Go Green. Go Healthy. Save Money!
Switching from bottled water to home water filtration is one of the fastest, easiest and most impactful steps to live healthy, save money and protect the planet. Home water purification is by far the most economical, most convenient and most effective way of producing high quality, healthy water.
The facts are clear:
Home water filtration offers better quality water than bottled water
Home water filtration is 1/10th the cost of bottled.
Home water filtration is far more convenient, offering “Pure water on tap.”
Home water filtration is virtually pollution free.
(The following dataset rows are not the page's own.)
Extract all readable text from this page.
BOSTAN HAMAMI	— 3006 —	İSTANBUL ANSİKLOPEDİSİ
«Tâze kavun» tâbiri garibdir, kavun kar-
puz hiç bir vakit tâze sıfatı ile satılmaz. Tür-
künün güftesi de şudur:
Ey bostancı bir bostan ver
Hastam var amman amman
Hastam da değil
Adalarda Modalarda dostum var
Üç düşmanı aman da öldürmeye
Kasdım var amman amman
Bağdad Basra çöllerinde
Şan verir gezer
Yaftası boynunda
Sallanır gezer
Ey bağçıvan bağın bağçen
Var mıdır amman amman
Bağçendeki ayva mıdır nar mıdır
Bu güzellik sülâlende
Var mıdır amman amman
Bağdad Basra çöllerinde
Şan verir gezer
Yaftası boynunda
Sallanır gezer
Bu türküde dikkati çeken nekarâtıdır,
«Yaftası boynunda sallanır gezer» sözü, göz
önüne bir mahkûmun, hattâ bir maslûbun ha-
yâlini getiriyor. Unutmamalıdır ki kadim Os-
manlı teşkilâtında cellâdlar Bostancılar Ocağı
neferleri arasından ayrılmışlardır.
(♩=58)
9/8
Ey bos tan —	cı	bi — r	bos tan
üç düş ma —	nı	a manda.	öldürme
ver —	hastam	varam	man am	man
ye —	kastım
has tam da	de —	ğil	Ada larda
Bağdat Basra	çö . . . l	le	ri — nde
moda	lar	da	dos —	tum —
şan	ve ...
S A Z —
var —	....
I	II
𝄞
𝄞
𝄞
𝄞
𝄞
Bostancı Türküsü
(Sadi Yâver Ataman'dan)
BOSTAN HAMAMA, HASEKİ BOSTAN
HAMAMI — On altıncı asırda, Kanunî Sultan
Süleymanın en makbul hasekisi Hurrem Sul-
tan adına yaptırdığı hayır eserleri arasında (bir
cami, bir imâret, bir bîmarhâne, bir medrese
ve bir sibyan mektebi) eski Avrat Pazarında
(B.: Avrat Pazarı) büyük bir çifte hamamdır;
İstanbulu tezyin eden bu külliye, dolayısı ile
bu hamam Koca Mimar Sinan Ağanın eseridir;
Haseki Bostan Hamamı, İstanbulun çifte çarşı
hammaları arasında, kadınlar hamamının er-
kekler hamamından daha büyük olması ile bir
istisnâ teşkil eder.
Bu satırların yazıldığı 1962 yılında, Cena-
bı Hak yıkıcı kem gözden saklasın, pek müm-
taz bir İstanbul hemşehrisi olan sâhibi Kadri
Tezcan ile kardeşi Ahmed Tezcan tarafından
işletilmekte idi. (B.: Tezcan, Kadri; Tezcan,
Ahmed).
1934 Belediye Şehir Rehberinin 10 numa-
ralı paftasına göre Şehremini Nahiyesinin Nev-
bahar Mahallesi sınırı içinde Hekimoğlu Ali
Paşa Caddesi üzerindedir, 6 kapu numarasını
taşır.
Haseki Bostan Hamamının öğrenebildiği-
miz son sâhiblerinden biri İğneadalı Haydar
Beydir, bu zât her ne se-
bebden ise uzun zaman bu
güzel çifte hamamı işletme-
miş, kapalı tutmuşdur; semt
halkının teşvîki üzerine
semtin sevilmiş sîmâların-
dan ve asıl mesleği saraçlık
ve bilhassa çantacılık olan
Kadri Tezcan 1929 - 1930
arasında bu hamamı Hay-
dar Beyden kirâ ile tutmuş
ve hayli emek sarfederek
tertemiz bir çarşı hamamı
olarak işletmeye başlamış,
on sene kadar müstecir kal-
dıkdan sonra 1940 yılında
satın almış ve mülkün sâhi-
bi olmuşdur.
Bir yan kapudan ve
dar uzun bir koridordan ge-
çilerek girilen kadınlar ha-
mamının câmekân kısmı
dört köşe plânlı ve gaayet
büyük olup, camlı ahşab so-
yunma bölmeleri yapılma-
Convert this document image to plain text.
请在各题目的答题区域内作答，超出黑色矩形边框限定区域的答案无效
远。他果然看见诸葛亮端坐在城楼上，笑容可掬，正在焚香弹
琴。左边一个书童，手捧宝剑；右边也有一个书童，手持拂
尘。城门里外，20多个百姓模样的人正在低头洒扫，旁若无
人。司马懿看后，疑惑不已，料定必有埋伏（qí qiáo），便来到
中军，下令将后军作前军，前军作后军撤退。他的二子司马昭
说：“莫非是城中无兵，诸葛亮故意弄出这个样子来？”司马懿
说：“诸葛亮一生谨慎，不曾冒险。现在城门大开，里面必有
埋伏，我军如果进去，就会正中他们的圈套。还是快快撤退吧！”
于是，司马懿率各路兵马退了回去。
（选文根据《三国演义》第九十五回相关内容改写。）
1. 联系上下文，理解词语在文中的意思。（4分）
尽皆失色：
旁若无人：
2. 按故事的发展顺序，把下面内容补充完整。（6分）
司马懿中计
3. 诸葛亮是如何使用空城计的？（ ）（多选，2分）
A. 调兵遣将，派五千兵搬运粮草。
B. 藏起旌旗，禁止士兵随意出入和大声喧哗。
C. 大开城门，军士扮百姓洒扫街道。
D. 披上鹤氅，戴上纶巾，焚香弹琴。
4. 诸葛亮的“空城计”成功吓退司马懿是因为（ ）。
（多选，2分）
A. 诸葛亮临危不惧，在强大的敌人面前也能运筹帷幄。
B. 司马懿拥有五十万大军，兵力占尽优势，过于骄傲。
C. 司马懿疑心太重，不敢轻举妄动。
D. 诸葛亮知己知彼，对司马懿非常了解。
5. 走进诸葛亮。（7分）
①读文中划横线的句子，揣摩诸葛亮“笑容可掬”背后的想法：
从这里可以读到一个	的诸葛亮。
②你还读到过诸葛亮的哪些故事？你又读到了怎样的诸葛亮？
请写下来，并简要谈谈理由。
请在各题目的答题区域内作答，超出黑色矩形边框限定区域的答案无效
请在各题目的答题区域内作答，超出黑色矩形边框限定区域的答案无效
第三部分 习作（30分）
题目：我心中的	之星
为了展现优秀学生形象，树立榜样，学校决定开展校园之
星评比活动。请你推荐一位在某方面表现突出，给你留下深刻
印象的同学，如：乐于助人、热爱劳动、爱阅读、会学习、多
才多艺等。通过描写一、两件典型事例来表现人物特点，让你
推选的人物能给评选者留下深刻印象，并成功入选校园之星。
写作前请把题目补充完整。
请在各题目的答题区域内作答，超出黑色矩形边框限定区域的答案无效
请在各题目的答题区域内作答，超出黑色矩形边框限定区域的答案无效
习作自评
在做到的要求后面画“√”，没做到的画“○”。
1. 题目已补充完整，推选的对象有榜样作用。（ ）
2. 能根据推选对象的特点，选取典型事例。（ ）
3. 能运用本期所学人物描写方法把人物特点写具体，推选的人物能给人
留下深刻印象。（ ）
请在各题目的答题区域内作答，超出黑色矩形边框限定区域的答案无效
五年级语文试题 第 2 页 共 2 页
Filtering out the chlorine, lead and other contaminants with a quality home water filtration system, at the point of use, just prior to consumption, is the best way to know for sure about the quality of your drinking water. It’s also the most economical and the most environmentally responsible. It’s the right choice.
The Environmental Hazards of Bottled Water
In addition to the 30 billion plastic bottles being disposed of in U.S. landfills every year, bottled water negatively impacts our environment in many other ways. Over 20 billion barrels of oil are used each year to produce the 50 billion plastic bottles, producing some 2.5 billion tons of carbon dioxide pollution. It takes three times the amount of water to produce the bottle as it does to fill it. Once these bottles hit the landfill, it can take up to 700 years for a plastic bottle to decompose.
Adding in transportation, the annual energy resources used on bottled water production and distribution comes to over 50 million barrels of oil, the equivalent to run three million cars for a year.
All public water systems in the United States are regulated by the Environmental Protection Agency (EPA), for bacteria and toxic chemicals. All city tap water must be filtered and disinfected. In contrast, there are no federal filtration or disinfection requirements for bottled water.